In Barrow, Alaska, I spoke with officials from North Slope Borough. All were overwhelmingly in favor of responsible drilling in ANWR. They also derided the Democrats' "use it or lose it" stance. They noted that although the National Petroleum Reserve Alaska has recoverable oil, companies are unable to drill there because environmentalists have kept the leases locked up in litigation for the past 10 years. They also pointed out it would require a 250 mile pipeline to reach the Trans-Alaska Pipeline and that the Army Corps of Engineers will not permit the companies to build a pipeline over a major river. In addition, the Bureau of Land Management will not issue the construction permits to begin drilling. They correctly saw "use it or lose it" as a political charade designed to deflect attention from the inaction by Congress on this issue.

ANWR is not the answer to our energy needs, but it is the best first step. The area being proposed for drilling makes up less than one half of one percent of the coastal plain of ANWR — an area that is a barren, frozen tundra 8 to 9 months of the year. Modern technology will also allow us to reduce the size of any new drilling operation and minimize impacts on the environment. In addition, I heard from local leaders who overwhelmingly support drilling in ANWR — and these are people who live there and know the terrain better than any Pennsylvanian could ever hope to.

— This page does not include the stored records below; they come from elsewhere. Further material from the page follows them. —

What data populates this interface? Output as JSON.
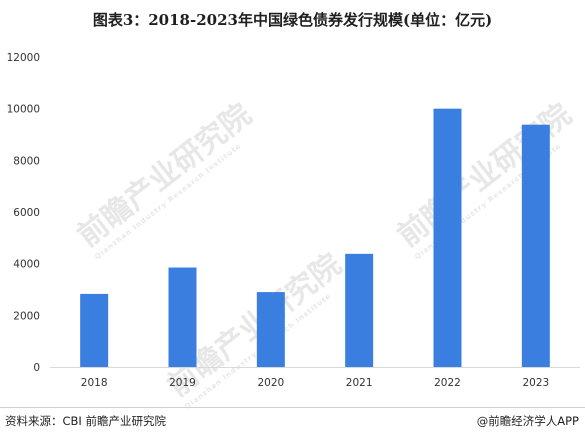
{
  "chart_data": {
    "type": "bar",
    "title": "图表3：2018-2023年中国绿色债券发行规模(单位：亿元)",
    "categories": [
      "2018",
      "2019",
      "2020",
      "2021",
      "2022",
      "2023"
    ],
    "values": [
      2830,
      3850,
      2900,
      4380,
      10000,
      9380
    ],
    "ylim": [
      0,
      12000
    ],
    "yticks": [
      "12000",
      "10000",
      "8000",
      "6000",
      "4000",
      "2000",
      "0"
    ],
    "grid": false,
    "bar_color": "#3a7fe0"
  },
  "footer": {
    "source": "资料来源：CBI 前瞻产业研究院",
    "brand": "@前瞻经济学人APP"
  },
  "watermark": {
    "text": "前瞻产业研究院",
    "subtext": "Qianzhan Industry Research Institute"
  }
}
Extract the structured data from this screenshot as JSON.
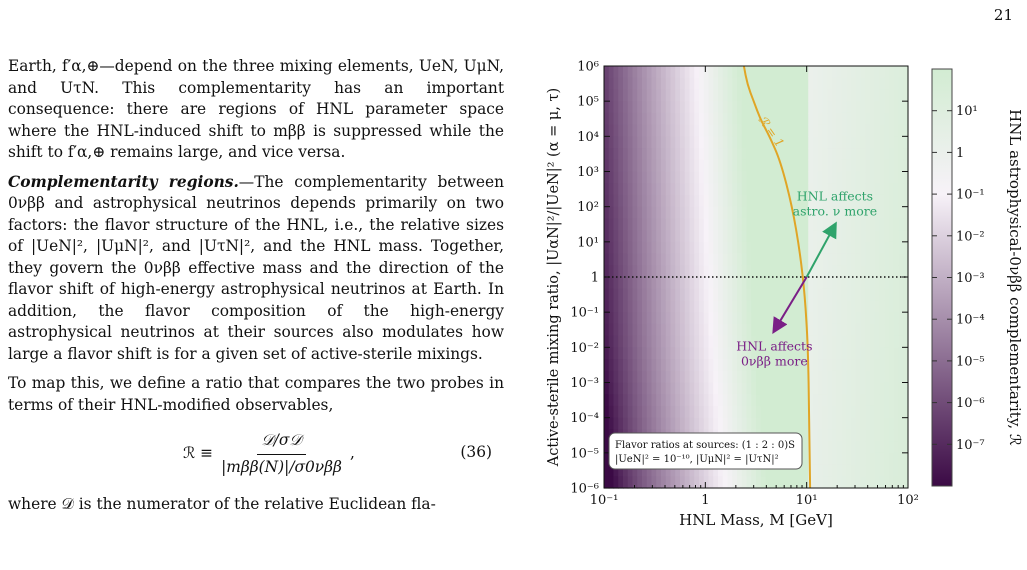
{
  "page_number": "21",
  "text": {
    "intro": "Earth, f′α,⊕—depend on the three mixing elements, UeN, UμN, and UτN. This complementarity has an important consequence: there are regions of HNL parameter space where the HNL-induced shift to mββ is suppressed while the shift to f′α,⊕ remains large, and vice versa.",
    "para2_heading": "Complementarity regions.",
    "para2_body": "—The complementarity between 0νββ and astrophysical neutrinos depends primarily on two factors: the flavor structure of the HNL, i.e., the relative sizes of |UeN|², |UμN|², and |UτN|², and the HNL mass. Together, they govern the 0νββ effective mass and the direction of the flavor shift of high-energy astrophysical neutrinos at Earth. In addition, the flavor composition of the high-energy astrophysical neutrinos at their sources also modulates how large a flavor shift is for a given set of active-sterile mixings.",
    "para3": "To map this, we define a ratio that compares the two probes in terms of their HNL-modified observables,",
    "eq_lhs": "ℛ ≡",
    "eq_numerator": "𝒟/σ𝒟",
    "eq_denominator": "|mββ(N)|/σ0νββ",
    "eq_comma": ",",
    "eq_number": "(36)",
    "trailing": "where 𝒟 is the numerator of the relative Euclidean fla-"
  },
  "chart_data": {
    "type": "heatmap",
    "xlabel": "HNL Mass, M [GeV]",
    "ylabel": "Active-sterile mixing ratio, |UαN|²/|UeN|² (α = μ, τ)",
    "xscale": "log",
    "yscale": "log",
    "xlim": [
      0.1,
      100
    ],
    "ylim": [
      1e-06,
      1000000.0
    ],
    "x_ticks": [
      {
        "value": 0.1,
        "label": "10⁻¹"
      },
      {
        "value": 1,
        "label": "1"
      },
      {
        "value": 10,
        "label": "10¹"
      },
      {
        "value": 100,
        "label": "10²"
      }
    ],
    "y_ticks": [
      {
        "value": 1e-06,
        "label": "10⁻⁶"
      },
      {
        "value": 1e-05,
        "label": "10⁻⁵"
      },
      {
        "value": 0.0001,
        "label": "10⁻⁴"
      },
      {
        "value": 0.001,
        "label": "10⁻³"
      },
      {
        "value": 0.01,
        "label": "10⁻²"
      },
      {
        "value": 0.1,
        "label": "10⁻¹"
      },
      {
        "value": 1,
        "label": "1"
      },
      {
        "value": 10,
        "label": "10¹"
      },
      {
        "value": 100,
        "label": "10²"
      },
      {
        "value": 1000,
        "label": "10³"
      },
      {
        "value": 10000,
        "label": "10⁴"
      },
      {
        "value": 100000,
        "label": "10⁵"
      },
      {
        "value": 1000000,
        "label": "10⁶"
      }
    ],
    "colorbar": {
      "label": "HNL astrophysical-0νββ complementarity, ℛ",
      "scale": "log",
      "range": [
        1e-08,
        100.0
      ],
      "colors": {
        "low": "#3b0a45",
        "mid": "#f7f2f8",
        "high": "#d2ecd2"
      },
      "ticks": [
        {
          "value": 10,
          "label": "10¹"
        },
        {
          "value": 1,
          "label": "1"
        },
        {
          "value": 0.1,
          "label": "10⁻¹"
        },
        {
          "value": 0.01,
          "label": "10⁻²"
        },
        {
          "value": 0.001,
          "label": "10⁻³"
        },
        {
          "value": 0.0001,
          "label": "10⁻⁴"
        },
        {
          "value": 1e-05,
          "label": "10⁻⁵"
        },
        {
          "value": 1e-06,
          "label": "10⁻⁶"
        },
        {
          "value": 1e-07,
          "label": "10⁻⁷"
        }
      ]
    },
    "contour": {
      "label": "ℛ = 1",
      "color": "#e0a526",
      "points": [
        [
          2.4,
          1000000.0
        ],
        [
          2.6,
          300000.0
        ],
        [
          3.0,
          100000.0
        ],
        [
          3.5,
          30000.0
        ],
        [
          4.3,
          10000.0
        ],
        [
          5.5,
          2000.0
        ],
        [
          7.2,
          100
        ],
        [
          8.6,
          5
        ],
        [
          9.6,
          0.3
        ],
        [
          10.3,
          0.01
        ],
        [
          10.6,
          0.0001
        ],
        [
          10.8,
          1e-06
        ]
      ]
    },
    "reference_line": {
      "y": 1,
      "style": "dotted",
      "color": "#111111"
    },
    "annotations": [
      {
        "text_lines": [
          "HNL affects",
          "astro. ν more"
        ],
        "color": "#2fa36b",
        "arrow_from": [
          10,
          1
        ],
        "arrow_to": [
          19,
          30
        ],
        "text_at": [
          19,
          150
        ]
      },
      {
        "text_lines": [
          "HNL affects",
          "0νββ more"
        ],
        "color": "#7a1f86",
        "arrow_from": [
          10,
          1
        ],
        "arrow_to": [
          4.8,
          0.03
        ],
        "text_at": [
          4.8,
          0.008
        ]
      }
    ],
    "legend_box": {
      "line1": "Flavor ratios at sources: (1 : 2 : 0)S",
      "line2": "|UeN|² = 10⁻¹⁰, |UμN|² = |UτN|²",
      "placement": "bottom-left"
    }
  }
}
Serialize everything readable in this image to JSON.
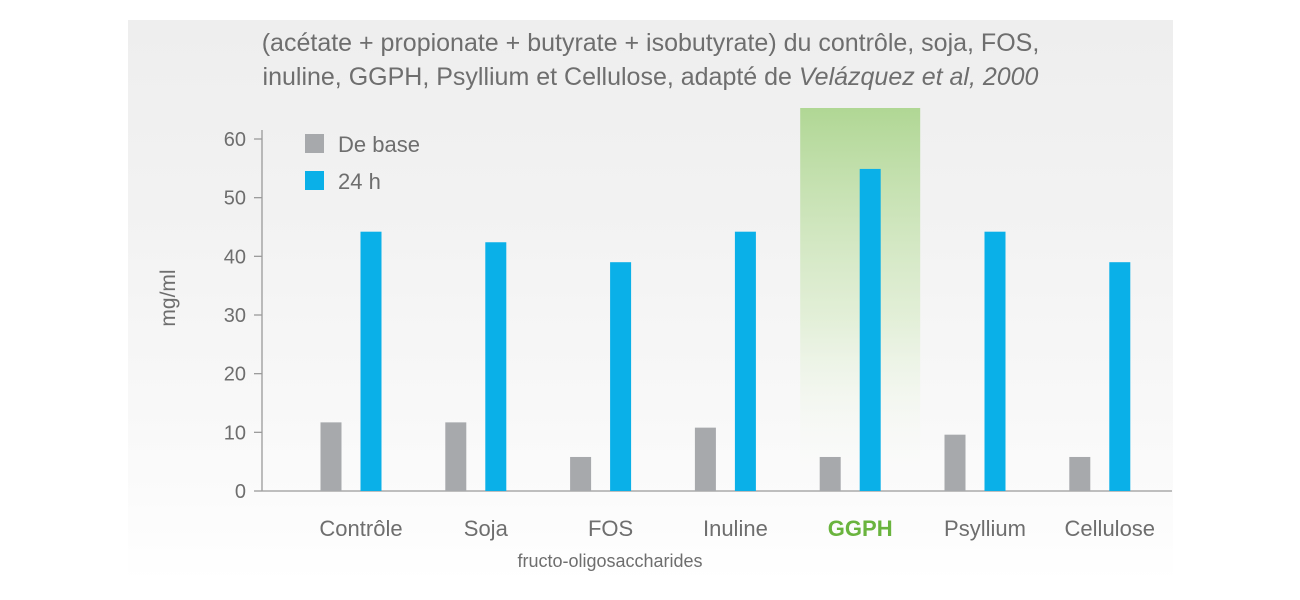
{
  "chart_data": {
    "type": "bar",
    "title_line1": "(acétate + propionate + butyrate + isobutyrate) du contrôle, soja, FOS,",
    "title_line2_plain": "inuline, GGPH, Psyllium et Cellulose, adapté de ",
    "title_line2_italic": "Velázquez et al, 2000",
    "ylabel": "mg/ml",
    "xlabel": "fructo-oligosaccharides",
    "ylim": [
      0,
      65
    ],
    "yticks": [
      0,
      10,
      20,
      30,
      40,
      50,
      60
    ],
    "categories": [
      "Contrôle",
      "Soja",
      "FOS",
      "Inuline",
      "GGPH",
      "Psyllium",
      "Cellulose"
    ],
    "highlight_category": "GGPH",
    "highlight_color": "#6ab43e",
    "legend_position": "top-left",
    "grid": false,
    "series": [
      {
        "name": "De base",
        "color": "#a7a9ac",
        "values": [
          11.7,
          11.7,
          5.8,
          10.8,
          5.8,
          9.6,
          5.8
        ]
      },
      {
        "name": "24 h",
        "color": "#0ab0e8",
        "values": [
          44.2,
          42.4,
          39.0,
          44.2,
          54.9,
          44.2,
          39.0
        ]
      }
    ]
  }
}
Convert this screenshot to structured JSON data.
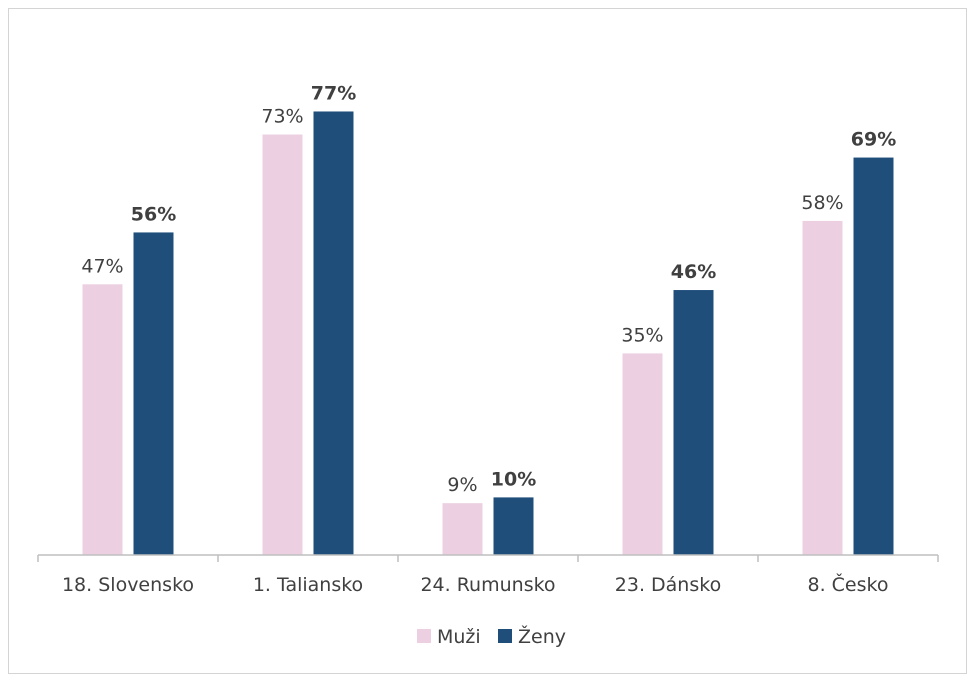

We can recover critical oil and natural gas from ANWR in well under the 10 years that Democrats tell us it will take. Now we have to convince the Democrats in Congress ... or vote them out. They are the only thing standing between us and economic relief and independence. It is time to take control of our own country. Our future security demands it.

Craig Williams is the Republican candidate for the 7th Congressional District of Pennsylvania, which includes parts of Delaware, Chester and Montgomery counties. He is a former federal prosecutor, Marine combat veteran, and former active duty Deputy Legal Counsel to the Chairman of the Joint Chiefs of Staff.